Les tensions sociales et l’extrême droite en augmentation, mais la résistance sociale aussi

La crise covid, la crise économique, les guerres…Toutes ces tensions ne vont pas s’améliorer dans la période à venir. Les discours islamophobes de soi-disant experts ne vont que renforcer ces tensions, et provoquer des attaques à caractères racistes. On a très vite vu suite à l’assassinat de Samuel Paty des exemples de cela, notamment l’attaque de deux femmes qui se sont fait poignarder et on subi des insultes racistes alors qu’elle se promenaient dans le quartier de la Tour Eiffel.

On va également voir l’extrême-droite, et notamment le Rassemblement National de Marine Le Pen se frotter les mains et capitaliser un maximum sur l’affaire de Samuel Paty.

Le mouvement des travailleurs, les syndicats, les organisations de la classe des travailleurs doit se préparer dès maintenant à une montée des idées d’extrême-droite et une normalisation toujours plus poussée de ce genre d’idées nauséabondes. Ce n’est qu’en proposant un vrai programme face au cimetière social et à la crise du système que l’on pourra empêcher l’extrême droite et les fondamentalistes de toutes sortes de prospérer.

Ces dernières années en France la mobilisation sociale a été massive, gilets jaunes, lutte contre la réforme de retraite, la santé en lutte, lutte des sans-papiers… Tous ces exemples montrent le potentiel incroyable de luttes sociales qui existe en France.

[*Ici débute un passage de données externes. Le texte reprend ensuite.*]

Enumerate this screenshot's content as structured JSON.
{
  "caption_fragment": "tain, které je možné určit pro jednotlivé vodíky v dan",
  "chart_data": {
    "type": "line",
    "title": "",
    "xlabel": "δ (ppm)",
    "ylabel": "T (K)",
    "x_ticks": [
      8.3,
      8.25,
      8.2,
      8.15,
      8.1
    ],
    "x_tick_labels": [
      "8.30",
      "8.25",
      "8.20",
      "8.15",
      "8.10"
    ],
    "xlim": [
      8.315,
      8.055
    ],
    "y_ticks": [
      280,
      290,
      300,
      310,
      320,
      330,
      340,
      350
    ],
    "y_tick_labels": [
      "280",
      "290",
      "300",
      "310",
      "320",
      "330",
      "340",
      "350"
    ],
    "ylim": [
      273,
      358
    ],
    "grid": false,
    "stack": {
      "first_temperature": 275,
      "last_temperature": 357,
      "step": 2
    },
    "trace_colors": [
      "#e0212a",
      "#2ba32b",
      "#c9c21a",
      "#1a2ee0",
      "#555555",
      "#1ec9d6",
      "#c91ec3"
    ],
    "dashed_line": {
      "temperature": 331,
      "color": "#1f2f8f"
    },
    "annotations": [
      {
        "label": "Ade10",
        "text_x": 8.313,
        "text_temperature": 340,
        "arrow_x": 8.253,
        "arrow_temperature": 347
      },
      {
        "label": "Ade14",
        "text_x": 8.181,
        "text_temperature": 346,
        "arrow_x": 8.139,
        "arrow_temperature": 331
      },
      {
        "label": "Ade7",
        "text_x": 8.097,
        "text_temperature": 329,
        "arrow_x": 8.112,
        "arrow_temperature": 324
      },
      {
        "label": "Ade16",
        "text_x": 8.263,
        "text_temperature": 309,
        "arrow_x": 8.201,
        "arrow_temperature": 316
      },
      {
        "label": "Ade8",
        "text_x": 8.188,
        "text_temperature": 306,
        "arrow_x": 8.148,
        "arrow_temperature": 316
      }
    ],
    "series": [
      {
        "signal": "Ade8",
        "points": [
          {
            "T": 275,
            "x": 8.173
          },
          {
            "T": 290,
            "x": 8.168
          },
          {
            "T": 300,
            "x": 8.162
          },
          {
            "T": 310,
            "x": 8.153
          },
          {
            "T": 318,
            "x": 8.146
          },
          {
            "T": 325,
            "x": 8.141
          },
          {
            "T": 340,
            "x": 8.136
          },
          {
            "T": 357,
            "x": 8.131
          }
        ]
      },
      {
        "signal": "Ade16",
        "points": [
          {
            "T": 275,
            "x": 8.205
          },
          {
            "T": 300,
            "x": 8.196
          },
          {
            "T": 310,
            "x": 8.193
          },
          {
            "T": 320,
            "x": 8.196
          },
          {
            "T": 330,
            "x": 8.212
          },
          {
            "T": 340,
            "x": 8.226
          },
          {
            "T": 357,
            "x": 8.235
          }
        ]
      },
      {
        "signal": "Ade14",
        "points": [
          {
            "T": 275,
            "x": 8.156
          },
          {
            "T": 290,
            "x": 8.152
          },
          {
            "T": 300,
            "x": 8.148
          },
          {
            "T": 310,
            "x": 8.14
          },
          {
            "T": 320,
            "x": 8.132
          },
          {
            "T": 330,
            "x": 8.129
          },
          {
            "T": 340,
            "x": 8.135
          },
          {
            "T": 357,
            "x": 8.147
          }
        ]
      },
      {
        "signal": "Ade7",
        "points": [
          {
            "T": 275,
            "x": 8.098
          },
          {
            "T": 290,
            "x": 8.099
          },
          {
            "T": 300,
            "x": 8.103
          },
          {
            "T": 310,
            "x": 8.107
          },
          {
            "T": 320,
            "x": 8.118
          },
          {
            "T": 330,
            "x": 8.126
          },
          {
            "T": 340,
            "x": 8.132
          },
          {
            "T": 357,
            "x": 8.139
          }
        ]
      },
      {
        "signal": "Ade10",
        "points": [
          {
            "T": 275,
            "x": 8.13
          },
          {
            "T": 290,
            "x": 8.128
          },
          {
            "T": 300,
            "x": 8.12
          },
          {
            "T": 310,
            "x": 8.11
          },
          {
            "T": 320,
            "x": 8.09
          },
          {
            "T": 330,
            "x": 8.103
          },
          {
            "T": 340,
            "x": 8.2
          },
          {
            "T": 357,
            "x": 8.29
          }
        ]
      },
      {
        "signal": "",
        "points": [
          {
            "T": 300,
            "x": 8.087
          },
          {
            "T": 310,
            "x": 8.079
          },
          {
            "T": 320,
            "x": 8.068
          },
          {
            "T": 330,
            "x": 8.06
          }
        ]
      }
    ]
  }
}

C’est dans la rue, et tous unis contre les divisions de la classe dominante que nous pourrons remplacer la haine et la division par la solidarité. Mais à terme, c’est tout ce système capitaliste qui est coupable. Coupable des oppressions qu’il génère, coupable des crises économiques et sociales, et un terreau qui voit l’extrême droite et sa pourriture y croître, et des attaques terribles comme celle qu’a subi Samuel Paty. Il est plus que temps de le remplacer par un système reposant sur la satisfaction des besoins sociaux et non sur la soif de profits; une société socialiste démocratique.